I also agree that mulch alone can solve lots of weed
problems, though you don't want to go too deep with
mulch around shrubs and trees. You do have to keep
after the mulch, though - weeds will grow through bark
or chips, straw automatically gives grass seedlings,
bermuda will grow over mulch...

Weeds are 'guardians of the soil', and a weed cover is
better than bare soil in terms of soil and water
conservation. The trick, in my opinion, is management.

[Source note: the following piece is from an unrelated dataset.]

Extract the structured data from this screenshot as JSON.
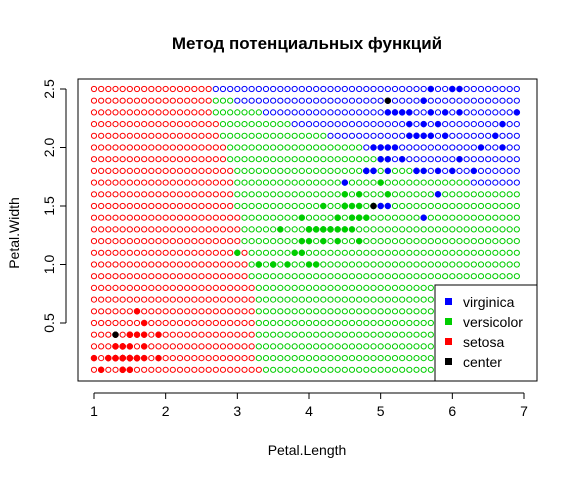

One easy way to manage weeds is to mow them. That's
usually pretty easy to arrange. Tall weeds attract
attention, mowed ones don't.

You can smother weeds by out-competing them. In the
beds, you can grow a 'cover crop'. My favorites in the
summer time (should work for you in Alabama, too) are
blackeyed peas and buckwheat. When you have a bed come
open, sow these crops - I even pop them in holes (I
just had a tomato die of some kind of wilt, so the
peas go in today). In the fall, I like crimson clover
or annual rye. Dig these into the soil after they have
grown a bit - they will outcompete the weeds (like
close spacing does) and then enrich your soil. You can
also plant wildflowers like blackeyed susan (Rudbeckia
hirta 'Goldstrum' is easy as pie and works great) to
occupy fence and front areas, giving you flowers
instead of weeds.

Last thought on weed management. Get 'em before they
set seed, at all costs. That will help with many
problems. Remember that many weeds thrive in disturbed
soil, so be thoughtful when doing tillage - do we
really need to rototill the entire garden each year???
If you have weedseed (or weeds that grow from
underground stems or bulbs - a huge problem), either
compost them in a 'real' pile that generates high
temperatures for a week or more, or keep them out of
the pile. I'd burn them or bury them deeply, if
possible. Fresh young weeds that reproduce by seed are
actually good for enriching soil, since some
accumulate nutrients - but that's not true for
bermudagrass, nutsedge or bindweed.

About plastic and 'landscape fabric', it's not for me.
My experience is just like Sharon's, it is fine the
first year then it begins to pop up in ugly shreds and
there is no getting rid of it. Heaven help you if you
want to remove it! I do use clear plastic to solarize
soil, but that's another post... I have also used
carpet and cardboard on paths. Actually, refrigerator
boxes are pretty easy to set in place, and don't blow
around.

Good luck, hope to see a bunch of you in Chicago -
should we have a listserve 'face to face' party???